Politikleşmiş Askeri Savaş Stratejisi'nde
ÖNCÜ SAVAŞI
Öncü Savaşı, en kısa tanımıyla, III. bunalım döneminde geri-bıraktırılmış ülkelerde, bu dönemin ve ülkenin özeliklerine uygun olarak, Halk Savaşını başlatmak amacıyla, silahlı propagandayı temel, diğer ekonomik, demokratik ve politik mücadele biçimlerini tali olarak ele alan halkın devrimci öncülerinin (Parti ve Cephe kadrolarının) yürüttüğü mücadeledir. Bu nedenle Öncü Savaşı, anti-emperyalist ve anti-oligarşik devrim sürecinde, Halk Savaşı gibi stratejik nitelikte bir aşamadır ve başarısı stratejik sonuçlar doğurur.

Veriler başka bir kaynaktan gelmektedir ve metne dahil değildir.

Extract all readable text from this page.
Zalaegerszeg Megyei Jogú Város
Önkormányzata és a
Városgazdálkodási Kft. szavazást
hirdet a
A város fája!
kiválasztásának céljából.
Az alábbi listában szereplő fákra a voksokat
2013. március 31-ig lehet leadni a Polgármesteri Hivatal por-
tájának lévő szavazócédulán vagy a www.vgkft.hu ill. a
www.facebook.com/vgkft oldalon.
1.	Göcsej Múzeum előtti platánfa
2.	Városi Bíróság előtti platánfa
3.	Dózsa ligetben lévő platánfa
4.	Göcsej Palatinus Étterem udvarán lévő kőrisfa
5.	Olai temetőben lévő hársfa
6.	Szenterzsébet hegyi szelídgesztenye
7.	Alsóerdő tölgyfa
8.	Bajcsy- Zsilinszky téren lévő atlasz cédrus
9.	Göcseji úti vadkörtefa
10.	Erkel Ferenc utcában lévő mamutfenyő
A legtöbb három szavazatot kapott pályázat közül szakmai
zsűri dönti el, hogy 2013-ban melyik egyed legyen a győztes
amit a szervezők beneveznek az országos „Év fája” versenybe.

Halk Savaşını başlatmak amacına yönelik tüm faaliyetin Öncü Savaşının kapsamını belirlemesi, çok yönlü bir mücadele yürütülmesi demektir. Bu öylesine bir mücadeledir ki, Halk Savaşının kitlesel ve örgütsel koşullarını yaratmayı temel alır ve diğer amaçlar buna tabidir.
Öncü Savaşını niteleyen ikinci özellik, bu amaçlara ulaşmada kullanılan temel araca ilişkindir. Bu da, silahlı propagandadır. Böylece, temel açısından, amaç-araç uyumu ortaya çıkar. Silahlı propagandanın hedefleri, bu durumda, Halk Savaşının başlatılabilmesinin koşullarını yaratmak olarak belirginleşir. Ama bu hedef, aynı zamanda, tali mücadele biçimlerinin de hedefini oluşturur.
Öncü Savaşının amacı, suni dengeyi bozmak ve halk kitlelerini bilinçlendirmek, örgütlemek ve harekete geçirmek olarak da ifade edilebilir. Burada örgütlenmenin ve harekete geçirmenin biçimini belirleyen Halk Savaşıdır. Yani Öncü Savaşındaki örgütlenme, Halk Savaşının yürütülmesine uygun örgütlenmeye temel oluşturacak ve bu örgütlenmeye kitlesel düzeyde geçişi sağlayacak biçimde olmak zorundadır. Halk kitlelerinin siyasal olarak kazanıldığı koşullarda (tepkileri açıktır) yürütülecek Halk Savaşı için silahlı devrimci güçlerin üç ana bölümde örgütlenmesi gereklidir. Öncü Savaşı, bu üç ana bölüm içinde bir silahlı gücün oluşmasına yönelmek zorundadır. Bir başka deyişle, Öncü Savaşındaki örgütlenme, bu üç ana birligin çekirdeği (nüvesi) olmak durumundadır. Yine aynı biçimde Öncü Savaşının yoğunlaştırılacağı alanlar, (ki bunu, gerilla savaşının operasyon alanı olarak tanımlıyoruz) gelecekteki (Halk Savaşındaki) kurtarılmış bölgelerin ve gerilla üs bölgelerinin oluşturulacağı alanlar olmak zorundadır.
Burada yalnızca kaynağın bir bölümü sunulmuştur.